The Keeper Of The Images At The Wonder House (a.k.a. The Curator Of The Lahore Museum)

Character Analysis

The curator of the Lahore Museum goes by two titles: first, the narrator refers to him by his official profession, which is curator of the Lahore Museum. A curator is someone who manages a museum's collection and decides what goes up on the walls and where.

The Lahore Museum is a truly amazing real-life building that still stands in Lahore to this day. It was constructed in the 1860s for the British Indian government's Punjab Exhibition of 1864, marking the transition towards Britain's more direct colonial administration of India in the late nineteenth century. And—fun historical fact—John Lockwood Kipling, Rudyard Kipling's father, was the curator of the Lahore Museum when Kipling was a child. So we might assume that the kindly, knowledgeable curator in Kim is modeled after Kipling's own father.

But while the narrator may call the curator, well, curator, the lama has a whole different title for this minor character: the Keeper of the Images at the Wonder House. The lama also likes to call him the Fountain of Wisdom (1.55), and he continues to mention him periodically throughout the novel even though the curator only appears in person in the first chapter of Kim.

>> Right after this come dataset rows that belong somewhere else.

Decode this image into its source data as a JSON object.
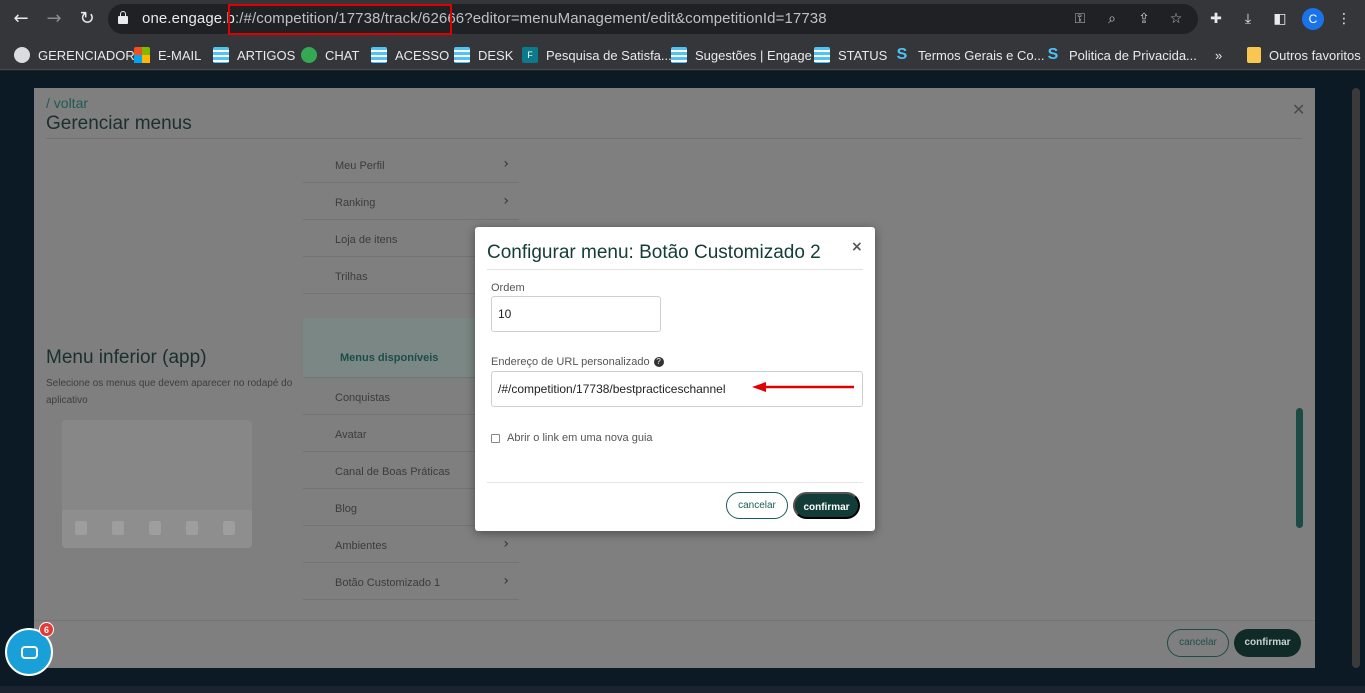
{
  "browser": {
    "url_host": "one.engage.b",
    "url_path": ":/#/competition/17738/track/62666?editor=menuManagement/edit&competitionId=17738",
    "profile_initial": "C",
    "icons": [
      "back-icon",
      "forward-icon",
      "reload-icon",
      "lock-icon",
      "key-icon",
      "zoom-icon",
      "share-icon",
      "star-icon",
      "extensions-icon",
      "download-icon",
      "sidepanel-icon",
      "menu-icon"
    ]
  },
  "bookmarks": [
    {
      "label": "GERENCIADOR",
      "icon": "globe"
    },
    {
      "label": "E-MAIL",
      "icon": "microsoft"
    },
    {
      "label": "ARTIGOS",
      "icon": "stripe"
    },
    {
      "label": "CHAT",
      "icon": "chat"
    },
    {
      "label": "ACESSO",
      "icon": "stripe"
    },
    {
      "label": "DESK",
      "icon": "stripe"
    },
    {
      "label": "Pesquisa de Satisfa...",
      "icon": "forms"
    },
    {
      "label": "Sugestões | Engage",
      "icon": "stripe"
    },
    {
      "label": "STATUS",
      "icon": "stripe"
    },
    {
      "label": "Termos Gerais e Co...",
      "icon": "s-logo"
    },
    {
      "label": "Politica de Privacida...",
      "icon": "s-logo"
    }
  ],
  "bookmarks_more": "»",
  "bookmarks_other": "Outros favoritos",
  "panel": {
    "back": "/ voltar",
    "title": "Gerenciar menus",
    "top_menu_items": [
      "Meu Perfil",
      "Ranking",
      "Loja de itens",
      "Trilhas"
    ],
    "section_title": "Menu inferior (app)",
    "section_desc": "Selecione os menus que devem aparecer no rodapé do aplicativo",
    "available_header": "Menus disponíveis",
    "available_items": [
      "Conquistas",
      "Avatar",
      "Canal de Boas Práticas",
      "Blog",
      "Ambientes",
      "Botão Customizado 1"
    ],
    "cancel": "cancelar",
    "confirm": "confirmar"
  },
  "modal": {
    "title": "Configurar menu: Botão Customizado 2",
    "close": "×",
    "order_label": "Ordem",
    "order_value": "10",
    "url_label": "Endereço de URL personalizado",
    "url_value": "/#/competition/17738/bestpracticeschannel",
    "new_tab_label": "Abrir o link em uma nova guia",
    "new_tab_checked": false,
    "cancel": "cancelar",
    "confirm": "confirmar"
  },
  "chat_widget": {
    "badge": "6"
  },
  "colors": {
    "accent": "#123c38",
    "annotation": "#e00000"
  }
}
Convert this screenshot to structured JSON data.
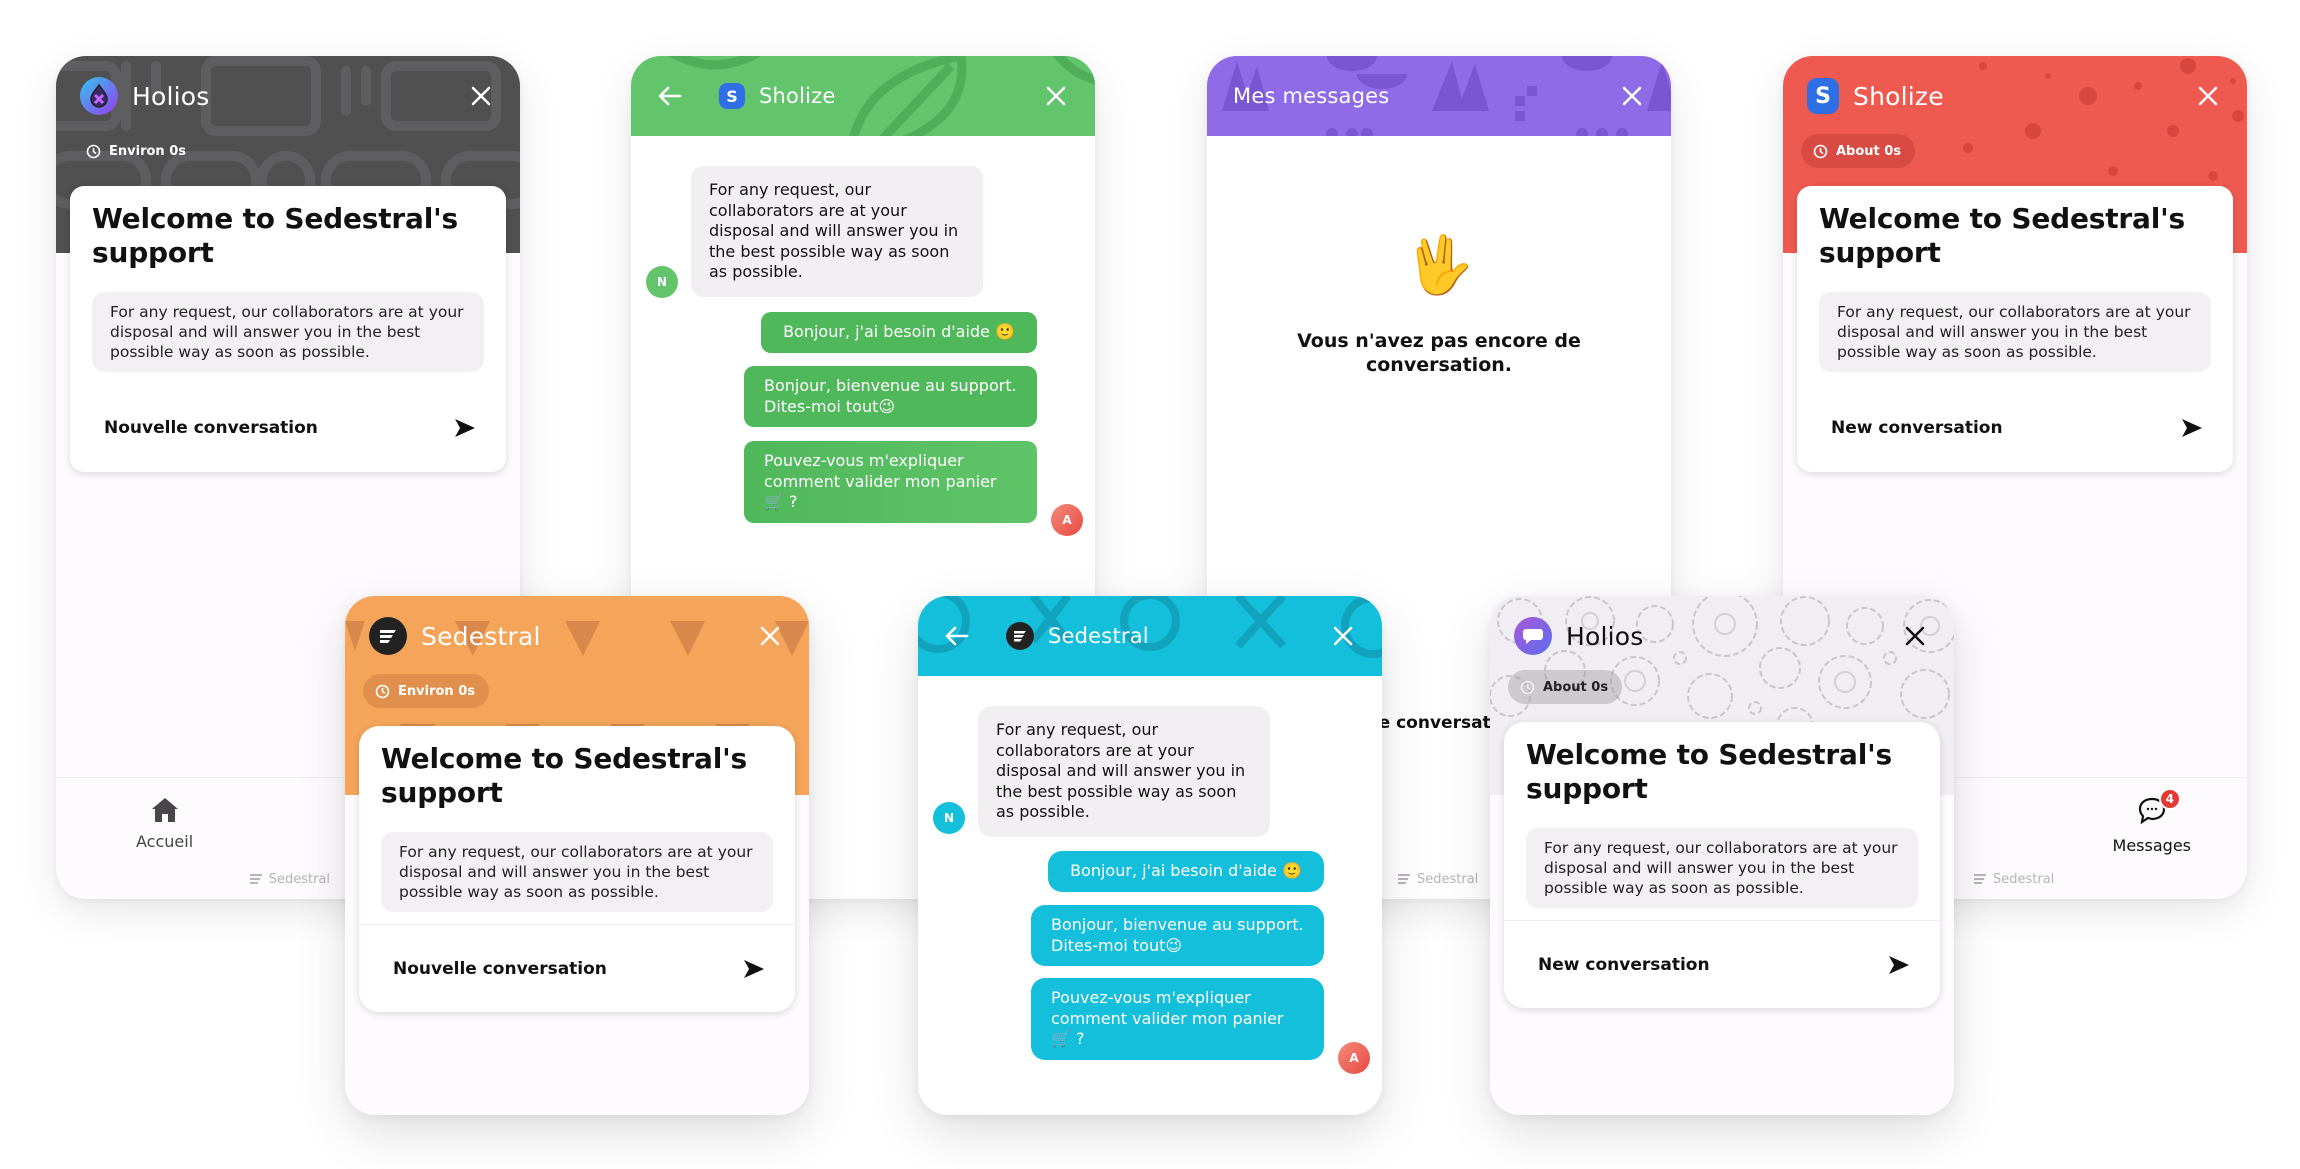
{
  "colors": {
    "holios_dark": "#505051",
    "sholize_green": "#62c46b",
    "green_bubble": "#4fb85a",
    "purple": "#8f6be8",
    "red": "#ef5a50",
    "orange": "#f5a55a",
    "cyan": "#14bfdc",
    "gears_bg": "#f0eef2",
    "avatar_user": "#ef5a50"
  },
  "welcome": {
    "title": "Welcome to Sedestral's support",
    "description": "For any request, our collaborators are at your disposal and will answer you in the best possible way as soon as possible."
  },
  "panels": {
    "holios_dark": {
      "brand": "Holios",
      "eta": "Environ 0s",
      "cta": "Nouvelle conversation",
      "nav": {
        "home_label": "Accueil"
      },
      "powered_by": "Sedestral"
    },
    "sholize_green": {
      "brand": "Sholize",
      "logo_letter": "S",
      "messages": [
        {
          "from": "agent",
          "avatar": "N",
          "text": "For any request, our collaborators are at your disposal and will answer you in the best possible way as soon as possible."
        },
        {
          "from": "user",
          "text": "Bonjour, j'ai besoin d'aide 🙂"
        },
        {
          "from": "user",
          "text": "Bonjour, bienvenue au support. Dites-moi tout😉"
        },
        {
          "from": "user",
          "avatar": "A",
          "text": "Pouvez-vous m'expliquer comment valider mon panier 🛒 ?"
        }
      ]
    },
    "purple": {
      "title": "Mes messages",
      "empty_emoji": "🖖",
      "empty_text": "Vous n'avez pas encore de conversation.",
      "partial_cta": "lle conversat",
      "powered_by": "Sedestral"
    },
    "sholize_red": {
      "brand": "Sholize",
      "logo_letter": "S",
      "eta": "About 0s",
      "cta": "New conversation",
      "nav": {
        "messages_label": "Messages",
        "messages_badge": "4"
      },
      "powered_by": "Sedestral"
    },
    "sedestral_orange": {
      "brand": "Sedestral",
      "eta": "Environ 0s",
      "cta": "Nouvelle conversation"
    },
    "sedestral_cyan": {
      "brand": "Sedestral",
      "messages": [
        {
          "from": "agent",
          "avatar": "N",
          "text": "For any request, our collaborators are at your disposal and will answer you in the best possible way as soon as possible."
        },
        {
          "from": "user",
          "text": "Bonjour, j'ai besoin d'aide 🙂"
        },
        {
          "from": "user",
          "text": "Bonjour, bienvenue au support. Dites-moi tout😉"
        },
        {
          "from": "user",
          "avatar": "A",
          "text": "Pouvez-vous m'expliquer comment valider mon panier 🛒 ?"
        }
      ]
    },
    "holios_gears": {
      "brand": "Holios",
      "eta": "About 0s",
      "cta": "New conversation"
    }
  }
}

Why is this guy so particularly important to the lama? Well, from the lama's nicknames for him, we are guessing that it is because the curator symbolizes pure knowledge to the lama. His wisdom and education in Indian religious art, even though he is not himself a Buddhist, inspires a deep respect in the lama. And because the curator gives the lama a new pair of glasses to take with him on his religious pilgrimage, the lama credits the curator with giving him a head start on his search for the River of the Arrow.